In a digital recording type electronic still camera, an image of an object may be supplied through a photographing or charge coupled device (CCD) so as to obtain a video signal. Such video signal may be converted to digital form and compressed in accordance with an image compression technique of the Joint Photographic Experts Group (JPEG). The JPEG technique may compress still image data by using a discrete cosine transform (DCT) and length-variable coding. As a result, such JPEG technique may be able to compress colored still image data with a relatively high compression ratio, such as 1 to 1/100. The digital compressed video signal may thereafter be recorded on a recording medium.
The recording medium may be a magneto-optical disk which is contained in a housing or cartridge. Such magneto-optical disk may have an outer diameter of approximately 64 mm and a thickness of approximately 1.2 millimeters. Further, such magneto-optical disk may have a plurality of tracks for storing data with a track pitch of approximately 1.6 micrometers.
The above-described magneto-optical disk/cartridge may be similar to a so-called mini-disk (MD) used to record audio data. Such disk may record approximately 140 Mbytes of data, which corresponds to approximately 365 still pictures in JPEG-compressed form and approximately 40 minutes of audio information in a so-called ATRAC (Adaptive Transform Acoustic Coding) form.
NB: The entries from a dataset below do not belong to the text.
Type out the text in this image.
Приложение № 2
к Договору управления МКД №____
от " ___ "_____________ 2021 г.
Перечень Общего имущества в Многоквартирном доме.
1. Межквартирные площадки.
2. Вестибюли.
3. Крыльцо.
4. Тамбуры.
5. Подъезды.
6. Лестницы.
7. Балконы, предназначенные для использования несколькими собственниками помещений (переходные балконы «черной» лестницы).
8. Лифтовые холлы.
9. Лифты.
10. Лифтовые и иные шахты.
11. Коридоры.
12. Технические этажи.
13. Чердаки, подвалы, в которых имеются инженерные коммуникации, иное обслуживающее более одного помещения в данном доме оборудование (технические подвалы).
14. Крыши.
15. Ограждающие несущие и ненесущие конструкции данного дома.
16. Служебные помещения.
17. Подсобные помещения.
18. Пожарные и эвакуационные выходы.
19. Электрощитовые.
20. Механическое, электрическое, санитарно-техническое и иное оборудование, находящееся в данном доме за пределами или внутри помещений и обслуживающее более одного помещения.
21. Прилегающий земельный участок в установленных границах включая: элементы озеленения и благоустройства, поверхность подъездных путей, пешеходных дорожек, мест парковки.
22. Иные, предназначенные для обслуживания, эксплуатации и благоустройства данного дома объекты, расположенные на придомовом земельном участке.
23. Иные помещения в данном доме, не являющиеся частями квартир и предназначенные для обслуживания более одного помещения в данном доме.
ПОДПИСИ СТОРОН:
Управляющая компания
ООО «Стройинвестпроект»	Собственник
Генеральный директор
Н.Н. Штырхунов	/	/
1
The above-described electronic still camera which records data in a digital form onto a magneto-optical disk has numerous advantages. For example, a relatively large number of still image data may be recorded on one disk, the quality of the recorded images may remain substantially high and may not substantially deteriorate over time, compilation of data is relatively easy, and still image data may be copied into a computer. Furthermore, such use is believed to increase in the future.
Electronic still cameras, such as that described above which records a still image of an object in digital form on a magneto-optical disk, and other electronic still cameras, such as those which record a still image of an object in analog form on a magneto-optical disk, use optical view finders. Such optical view finders may be difficult for an inexperienced operator to use because the entire image of an object to be photographed may be difficult to comprehend. Additionally, an image photographed through an optical view finder may not be reproduced thereat (in situ). These difficulties or drawbacks may be overcome by using an electronic view finder, such as that illustrated in FIG. 10. Such electronic view finder may display the image to be photographed; characters 102 which may indicate the current state of operation, place and date of the photograph; and patterns 101 of a frame or ornamentation for the display. Numerous patterns or characters may be available for display. Such patterns and/or characters may be generated or provided from a read only memory (ROM). Desired pattern(s) and/or character(s) from the ROM may be incorporated or combined into video image signals and the combined video image/pattern/character signals may be stored in an image memory.
The above-described technique of combining pattern and character signals from a ROM and storing the combined signal in an image memory may have several disadvantages. For example, information or data pertaining to the image of the original photograph in the image memory may be lost. Additionally, utilizing a ROM to provide patterns or characters on a screen may require an exclusive or dedicated ROM and, as such, may increase the scale or complexity of the circuit and the cost thereof.